Entra una mujer. Parece gritar porque habla muy fuerte.
Entra un hombre. No habla. Pero grita por los ojos. Su cara está tensa; sus músculos.
La mujer adecua su volumen a la casa. En la casa hay más mujeres y más hombres. La casa tiene un volumen alto. Pero no grita.
El hombre que grita por lo ojos ha nivelado el volumen de la casa y el de la mujer que hablaba fuerte.
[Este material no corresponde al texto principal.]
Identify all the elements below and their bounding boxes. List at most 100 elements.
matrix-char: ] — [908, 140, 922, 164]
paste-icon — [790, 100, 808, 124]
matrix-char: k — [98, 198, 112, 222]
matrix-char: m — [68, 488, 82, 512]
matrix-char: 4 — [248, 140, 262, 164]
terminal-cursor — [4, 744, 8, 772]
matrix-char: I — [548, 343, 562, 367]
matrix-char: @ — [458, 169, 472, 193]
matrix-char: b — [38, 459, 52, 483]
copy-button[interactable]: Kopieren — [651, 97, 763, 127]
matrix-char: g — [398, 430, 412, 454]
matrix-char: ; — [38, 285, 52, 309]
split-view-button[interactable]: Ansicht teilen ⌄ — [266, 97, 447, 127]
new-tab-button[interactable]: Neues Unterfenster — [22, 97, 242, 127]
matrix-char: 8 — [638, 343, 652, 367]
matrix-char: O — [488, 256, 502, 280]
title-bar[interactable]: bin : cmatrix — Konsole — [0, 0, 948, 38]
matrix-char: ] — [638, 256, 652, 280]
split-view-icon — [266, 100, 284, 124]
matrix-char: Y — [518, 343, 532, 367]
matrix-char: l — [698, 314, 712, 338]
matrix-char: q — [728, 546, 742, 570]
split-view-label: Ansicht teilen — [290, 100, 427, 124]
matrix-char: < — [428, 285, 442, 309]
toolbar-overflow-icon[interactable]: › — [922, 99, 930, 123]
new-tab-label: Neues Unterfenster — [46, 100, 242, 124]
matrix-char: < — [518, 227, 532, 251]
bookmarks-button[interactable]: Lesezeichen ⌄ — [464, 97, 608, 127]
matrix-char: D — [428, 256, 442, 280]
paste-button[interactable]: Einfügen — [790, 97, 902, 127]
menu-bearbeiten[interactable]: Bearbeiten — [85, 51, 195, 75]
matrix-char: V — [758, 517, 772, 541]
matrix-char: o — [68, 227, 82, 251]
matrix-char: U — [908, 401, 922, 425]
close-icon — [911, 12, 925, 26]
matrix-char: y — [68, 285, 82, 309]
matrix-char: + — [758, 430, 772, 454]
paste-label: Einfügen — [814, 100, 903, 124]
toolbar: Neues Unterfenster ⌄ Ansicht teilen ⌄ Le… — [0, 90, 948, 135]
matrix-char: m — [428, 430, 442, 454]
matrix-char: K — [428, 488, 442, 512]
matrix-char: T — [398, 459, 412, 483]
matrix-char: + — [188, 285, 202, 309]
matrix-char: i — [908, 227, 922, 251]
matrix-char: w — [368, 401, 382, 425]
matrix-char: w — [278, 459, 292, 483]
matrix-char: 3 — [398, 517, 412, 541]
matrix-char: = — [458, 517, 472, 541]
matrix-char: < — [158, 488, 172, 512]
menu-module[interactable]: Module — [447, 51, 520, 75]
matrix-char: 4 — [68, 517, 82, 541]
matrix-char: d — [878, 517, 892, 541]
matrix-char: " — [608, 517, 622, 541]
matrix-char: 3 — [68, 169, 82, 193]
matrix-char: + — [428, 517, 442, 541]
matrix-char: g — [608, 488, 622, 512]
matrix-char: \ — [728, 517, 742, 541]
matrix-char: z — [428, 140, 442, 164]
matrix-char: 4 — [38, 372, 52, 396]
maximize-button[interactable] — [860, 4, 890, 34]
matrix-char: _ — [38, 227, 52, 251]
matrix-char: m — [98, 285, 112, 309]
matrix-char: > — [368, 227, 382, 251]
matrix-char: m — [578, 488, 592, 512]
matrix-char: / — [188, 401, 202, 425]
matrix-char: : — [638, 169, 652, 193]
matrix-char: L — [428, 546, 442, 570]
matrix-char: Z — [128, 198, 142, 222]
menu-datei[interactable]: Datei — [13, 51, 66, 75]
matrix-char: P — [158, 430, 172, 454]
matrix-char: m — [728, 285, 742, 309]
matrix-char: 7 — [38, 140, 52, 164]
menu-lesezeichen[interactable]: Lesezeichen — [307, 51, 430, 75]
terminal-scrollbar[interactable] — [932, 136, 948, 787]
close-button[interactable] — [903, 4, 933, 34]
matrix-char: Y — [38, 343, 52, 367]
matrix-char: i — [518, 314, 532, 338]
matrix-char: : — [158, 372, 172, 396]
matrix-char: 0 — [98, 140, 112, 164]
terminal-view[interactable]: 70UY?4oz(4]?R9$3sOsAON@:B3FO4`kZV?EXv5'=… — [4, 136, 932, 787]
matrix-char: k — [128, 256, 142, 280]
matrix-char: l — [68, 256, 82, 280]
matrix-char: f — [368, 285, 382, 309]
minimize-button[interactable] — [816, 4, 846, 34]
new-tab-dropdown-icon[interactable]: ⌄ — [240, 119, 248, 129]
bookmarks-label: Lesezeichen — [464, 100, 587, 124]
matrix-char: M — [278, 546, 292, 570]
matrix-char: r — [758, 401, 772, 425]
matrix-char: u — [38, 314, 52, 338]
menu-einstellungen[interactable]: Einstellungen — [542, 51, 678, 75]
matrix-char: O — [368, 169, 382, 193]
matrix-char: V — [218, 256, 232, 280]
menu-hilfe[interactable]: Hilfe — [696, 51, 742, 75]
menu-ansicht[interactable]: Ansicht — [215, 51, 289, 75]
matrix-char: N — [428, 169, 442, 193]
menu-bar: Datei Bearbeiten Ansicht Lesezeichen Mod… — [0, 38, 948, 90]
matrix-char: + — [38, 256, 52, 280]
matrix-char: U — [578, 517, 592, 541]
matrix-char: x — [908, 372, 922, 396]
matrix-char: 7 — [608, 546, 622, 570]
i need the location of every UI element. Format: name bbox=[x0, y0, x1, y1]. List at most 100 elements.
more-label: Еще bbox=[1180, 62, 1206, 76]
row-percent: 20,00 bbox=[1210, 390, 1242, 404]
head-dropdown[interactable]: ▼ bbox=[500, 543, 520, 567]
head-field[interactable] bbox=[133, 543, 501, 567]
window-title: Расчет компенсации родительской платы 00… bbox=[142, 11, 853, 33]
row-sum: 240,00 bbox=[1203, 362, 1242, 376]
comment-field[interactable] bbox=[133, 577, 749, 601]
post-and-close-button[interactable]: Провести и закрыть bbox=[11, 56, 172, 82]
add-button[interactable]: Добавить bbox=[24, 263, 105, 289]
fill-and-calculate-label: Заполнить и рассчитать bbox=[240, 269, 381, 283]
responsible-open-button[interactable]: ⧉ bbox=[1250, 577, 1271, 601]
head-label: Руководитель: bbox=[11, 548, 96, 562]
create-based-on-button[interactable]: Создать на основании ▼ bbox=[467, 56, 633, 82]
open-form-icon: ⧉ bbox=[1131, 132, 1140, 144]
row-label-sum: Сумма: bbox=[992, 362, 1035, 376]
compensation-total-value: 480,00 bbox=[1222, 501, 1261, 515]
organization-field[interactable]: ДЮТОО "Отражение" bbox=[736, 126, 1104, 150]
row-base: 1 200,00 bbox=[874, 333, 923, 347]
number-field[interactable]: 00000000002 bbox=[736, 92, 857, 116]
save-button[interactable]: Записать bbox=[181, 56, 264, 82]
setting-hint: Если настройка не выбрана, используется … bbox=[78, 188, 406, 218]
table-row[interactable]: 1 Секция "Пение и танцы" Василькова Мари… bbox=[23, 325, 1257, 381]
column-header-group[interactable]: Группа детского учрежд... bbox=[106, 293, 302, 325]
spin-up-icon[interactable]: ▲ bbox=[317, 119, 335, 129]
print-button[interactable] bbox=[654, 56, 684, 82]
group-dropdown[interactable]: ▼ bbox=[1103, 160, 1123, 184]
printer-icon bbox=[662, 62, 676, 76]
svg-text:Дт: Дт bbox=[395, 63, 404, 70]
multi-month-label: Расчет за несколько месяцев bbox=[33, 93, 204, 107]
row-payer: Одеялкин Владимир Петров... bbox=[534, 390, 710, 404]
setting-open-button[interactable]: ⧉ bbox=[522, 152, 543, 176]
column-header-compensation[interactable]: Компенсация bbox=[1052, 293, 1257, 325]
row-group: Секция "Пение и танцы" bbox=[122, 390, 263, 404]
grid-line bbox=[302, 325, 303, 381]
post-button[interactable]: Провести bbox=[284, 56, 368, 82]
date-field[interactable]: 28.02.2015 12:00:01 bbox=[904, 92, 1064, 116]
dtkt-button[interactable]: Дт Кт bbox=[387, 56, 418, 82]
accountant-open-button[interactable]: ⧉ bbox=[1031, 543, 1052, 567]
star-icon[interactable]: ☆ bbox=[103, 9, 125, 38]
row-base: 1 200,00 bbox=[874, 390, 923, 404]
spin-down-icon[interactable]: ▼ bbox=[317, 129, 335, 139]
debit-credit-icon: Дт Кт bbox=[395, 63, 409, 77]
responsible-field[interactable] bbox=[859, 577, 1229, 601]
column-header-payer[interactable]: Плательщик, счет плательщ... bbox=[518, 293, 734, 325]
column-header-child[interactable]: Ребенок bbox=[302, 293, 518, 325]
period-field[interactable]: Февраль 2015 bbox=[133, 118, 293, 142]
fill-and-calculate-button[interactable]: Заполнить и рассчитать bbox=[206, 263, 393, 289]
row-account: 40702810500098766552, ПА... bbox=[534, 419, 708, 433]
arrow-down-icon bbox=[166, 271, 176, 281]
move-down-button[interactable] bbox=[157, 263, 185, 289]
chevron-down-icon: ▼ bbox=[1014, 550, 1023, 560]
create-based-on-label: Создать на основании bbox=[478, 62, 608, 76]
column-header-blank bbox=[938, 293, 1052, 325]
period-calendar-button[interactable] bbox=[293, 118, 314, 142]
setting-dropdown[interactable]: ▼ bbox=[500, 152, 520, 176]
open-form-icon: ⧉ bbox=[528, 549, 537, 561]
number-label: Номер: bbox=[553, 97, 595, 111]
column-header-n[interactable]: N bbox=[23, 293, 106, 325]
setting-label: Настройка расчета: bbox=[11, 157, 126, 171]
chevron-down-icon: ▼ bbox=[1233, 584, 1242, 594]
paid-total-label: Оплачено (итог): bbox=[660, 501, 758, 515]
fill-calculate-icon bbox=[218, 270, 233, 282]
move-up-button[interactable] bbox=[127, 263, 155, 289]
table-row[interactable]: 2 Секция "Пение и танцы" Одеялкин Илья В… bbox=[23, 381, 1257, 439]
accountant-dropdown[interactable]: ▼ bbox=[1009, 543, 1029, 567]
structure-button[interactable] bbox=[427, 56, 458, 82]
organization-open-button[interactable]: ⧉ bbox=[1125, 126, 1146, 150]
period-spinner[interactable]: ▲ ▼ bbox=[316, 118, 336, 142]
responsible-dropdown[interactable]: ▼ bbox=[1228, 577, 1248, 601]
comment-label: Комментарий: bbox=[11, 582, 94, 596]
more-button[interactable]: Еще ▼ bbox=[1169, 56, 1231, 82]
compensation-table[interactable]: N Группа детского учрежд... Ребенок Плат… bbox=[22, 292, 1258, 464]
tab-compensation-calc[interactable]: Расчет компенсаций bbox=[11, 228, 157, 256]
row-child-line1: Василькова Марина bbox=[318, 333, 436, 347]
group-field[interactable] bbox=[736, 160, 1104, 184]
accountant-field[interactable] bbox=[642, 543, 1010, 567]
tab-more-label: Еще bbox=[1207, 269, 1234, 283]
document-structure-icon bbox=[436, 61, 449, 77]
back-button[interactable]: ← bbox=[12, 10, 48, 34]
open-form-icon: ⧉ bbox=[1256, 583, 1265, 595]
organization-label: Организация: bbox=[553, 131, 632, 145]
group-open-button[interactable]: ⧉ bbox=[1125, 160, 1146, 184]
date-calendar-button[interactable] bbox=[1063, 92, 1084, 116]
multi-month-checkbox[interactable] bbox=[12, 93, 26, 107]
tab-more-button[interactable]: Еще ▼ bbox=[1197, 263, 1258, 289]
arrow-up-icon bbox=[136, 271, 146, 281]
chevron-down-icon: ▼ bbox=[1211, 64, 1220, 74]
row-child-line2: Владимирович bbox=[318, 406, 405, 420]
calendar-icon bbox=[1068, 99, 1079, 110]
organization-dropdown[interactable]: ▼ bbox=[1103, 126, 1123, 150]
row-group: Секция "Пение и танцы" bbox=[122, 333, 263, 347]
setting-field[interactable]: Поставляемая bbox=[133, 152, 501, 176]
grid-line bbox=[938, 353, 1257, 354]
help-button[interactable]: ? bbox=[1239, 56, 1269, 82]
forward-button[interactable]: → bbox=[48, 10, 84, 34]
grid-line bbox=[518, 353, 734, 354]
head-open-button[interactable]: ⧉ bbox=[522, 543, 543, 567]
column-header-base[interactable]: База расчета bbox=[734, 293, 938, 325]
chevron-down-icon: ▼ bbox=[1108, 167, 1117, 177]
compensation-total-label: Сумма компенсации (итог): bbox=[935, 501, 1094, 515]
Las personas que están en la casa parecen haber perdido algo. Todos miran al suelo. El nivel es alto, pero ha bajado. Todos parecen buscar algo en el suelo.
Un hombre encuentra algo que no buscaba. Lo coge. Está contento. Luego lo tira, cerca de otro hombre, que no lo ve. La mujer sí lo ve. No lo coge. Se aleja del objeto y se tropieza con el hombre que gritaba por los ojos, menos tenso, con una mirada más estable. Él la mira. La mujer aparta su mirada. Todos la ven. La casa ha perdido su sonido. Ella mira hacia el techo, improvisa una búsqueda, actúa. El nivel vuelve a subir. Coge el objeto, camina hacia la puerta y sale. Se aleja. Cuando la casa es igual de pequeña que el objeto, lo deja en el suelo.
El objeto era luminoso. Las urracas se pelearon durante horas para llevárselo a su nido. Son negras porque absorben la luz. La urraca más negra consiguió el objeto y se lo llevó a su casa, a su nido, y lo dejó en lo alto. Donde todos seguían mirando, con su nivel desestabilizado, donde el ruido anula los sentidos, donde la altura crea la distancia del que se cree pequeño, donde lo diminuto no tiene sentido en el cálculo, por decimales, por insignificante, por pobre o por inconstante. Porque el suelo es el punto de partida de lo que no puede bajar y de lo que cree subir.
(descartes de mi libro «El viaje (prohibido lanzarse al mar)«)
Para mí, Gonçalo M. Tavares ha sido un gran descubrimiento.